2005/01/25

Further Thoughts on USD

In the Financial Times, there is an article Dollar at mercy of central banks which says that the Asian central banks are supporting the US dollar in order to stop their own currencies from appreciating.

In November, Alan Greenspan, US Federal Reserve chairman, suggested foreign investors would reach a limit in their desire to finance the US current account deficit and diversify into other currencies or demand higher US interest rates, "elevating the cost of financing" the deficit and "rendering it increasingly less tenable".

I think that higher interest rates is more likely to prick the credit bubble and wipe out the paper wealth of the US middle class through collapsing house prices. The worry is the flow-on effect to the Australian ecomomy where the fear of increased interest rates under a Labour government appearred to be a big factor in the win by John Howard.

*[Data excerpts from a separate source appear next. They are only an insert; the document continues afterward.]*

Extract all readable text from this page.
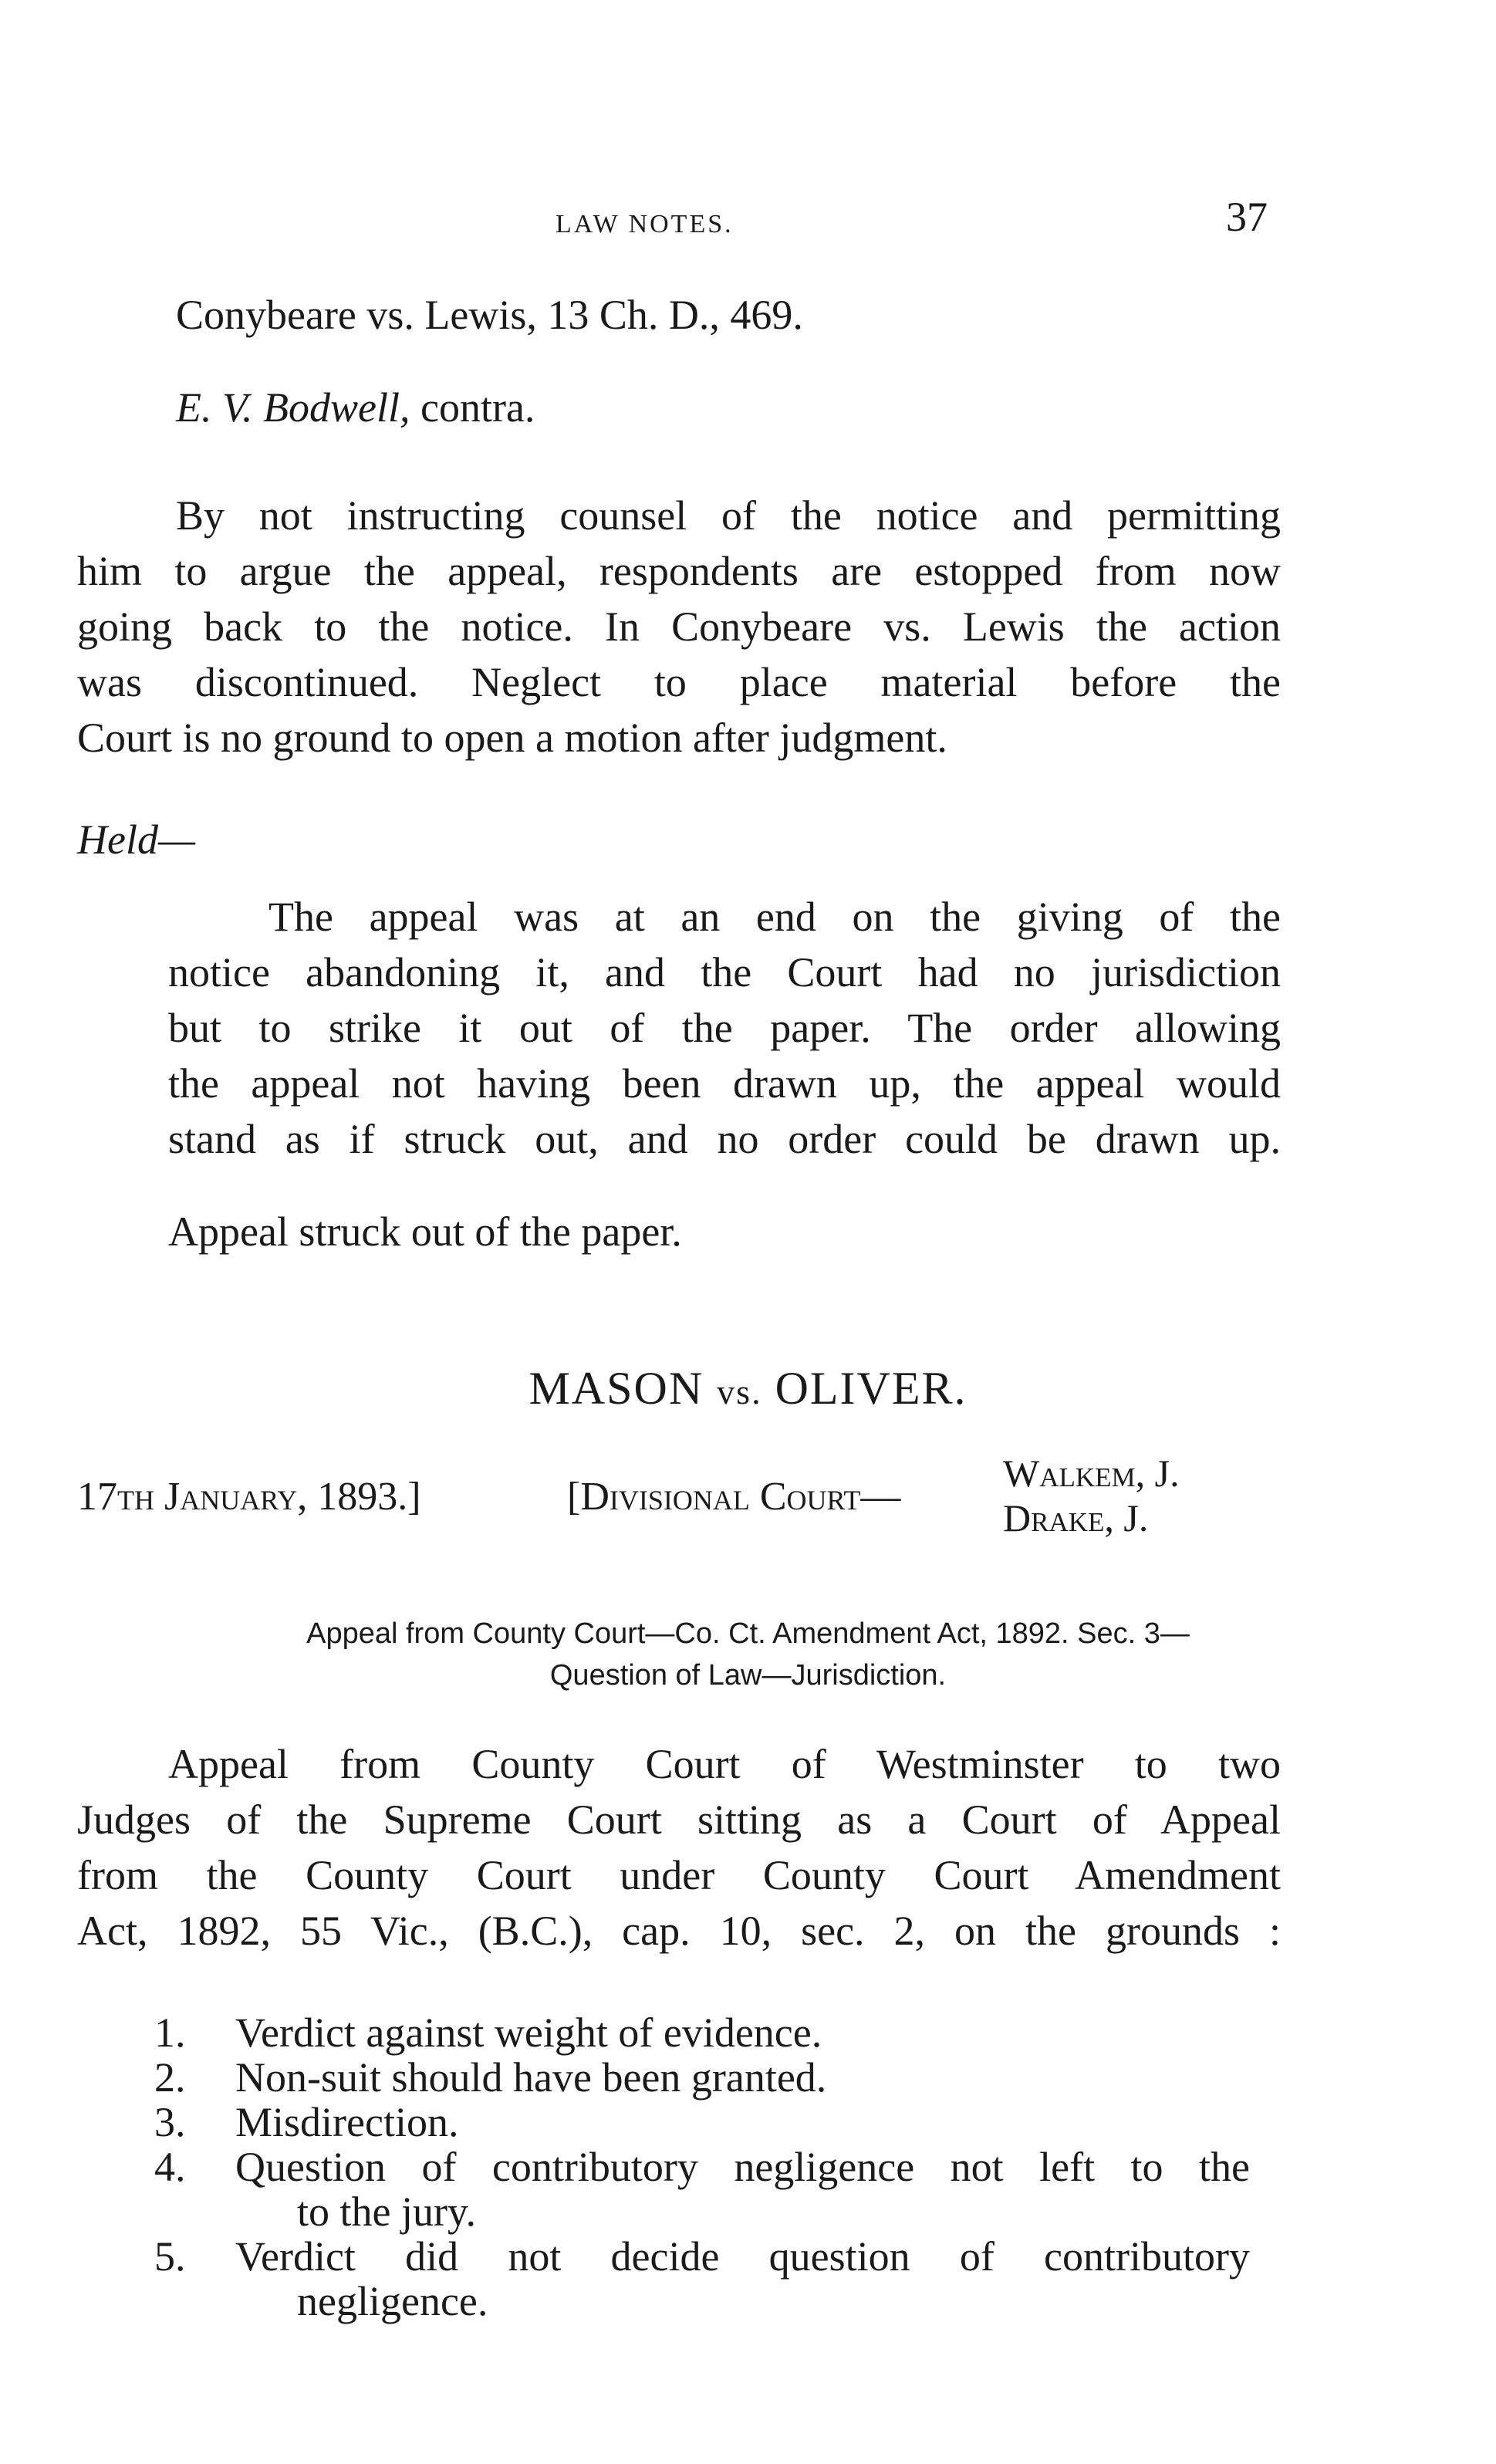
LAW NOTES.	37
Conybeare vs. Lewis, 13 Ch. D., 469.
E. V. Bodwell, contra.
By not instructing counsel of the notice and permitting
him to argue the appeal, respondents are estopped from now
going back to the notice. In Conybeare vs. Lewis the action
was discontinued. Neglect to place material before the
Court is no ground to open a motion after judgment.
Held—
The appeal was at an end on the giving of the
notice abandoning it, and the Court had no jurisdiction
but to strike it out of the paper. The order allowing
the appeal not having been drawn up, the appeal would
stand as if struck out, and no order could be drawn up.
Appeal struck out of the paper.
MASON vs. OLIVER.
17th January, 1893.]	[Divisional Court—
Walkem, J.
Drake, J.
Appeal from County Court—Co. Ct. Amendment Act, 1892. Sec. 3—
Question of Law—Jurisdiction.
Appeal from County Court of Westminster to two
Judges of the Supreme Court sitting as a Court of Appeal
from the County Court under County Court Amendment
Act, 1892, 55 Vic., (B.C.), cap. 10, sec. 2, on the grounds :
1. Verdict against weight of evidence.
2. Non-suit should have been granted.
3. Misdirection.
4. Question of contributory negligence not left to the
to the jury.
5. Verdict did not decide question of contributory
negligence.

Slowly moving away from the US currency means a continued fall in the US dollar against the Euro. This would increase inflation by increasing the cost of imports but making US exports even cheaper. Wage inflation would be unlikely given that organised labour is still very weak and that "full" employment is a government statistical myth. The price of oil seems to be capped at USD50 through, I suspect, US military pressure on Saudi Arabia and Iran. This would have the unintended effect of making oil cheaper throughout the rest of the world and boosting their economies, especially China.

A detailed survey out today suggests that central banks are increasingly moving official reserves out of the dollar and into the euro.

The article's conclusion is that:

Asian central banks are unlikely to pull the plug on dollar assets altogether. But they may be close to ending their willingness to provide cheap financing for an ever increasing US current account deficit.

In other words, the US ruling class seems resigned to losing some economic power in the USA but gaining through their foreign assets in those booming economies. The US middle class still has their illusion of paper wealth through the housing bubble which could be further inflated through purchases by foreigners of these 'cheap' houses.

However, the weakening of the US domestic economy has the effect of weakening the US military eventually. The weakening can only be staved off by moving government expenditure from social programs into the military and by creating more military hardware to be used by less personnel. In other words, the US military will have to become more capital intensive. This will benefit the USAF and USN at the expense of the US Army.

With the increased weakening of the US Army, the ability of the US ruling class to quell domestic dissent will become more problematic. If there are insufficient troops and police to be put on the streets, are the US rulers willing to use bombs (non-nuclear or nuclear) against the trouble spots? At this point of time, this question is moot given the passivity of the US people, in general.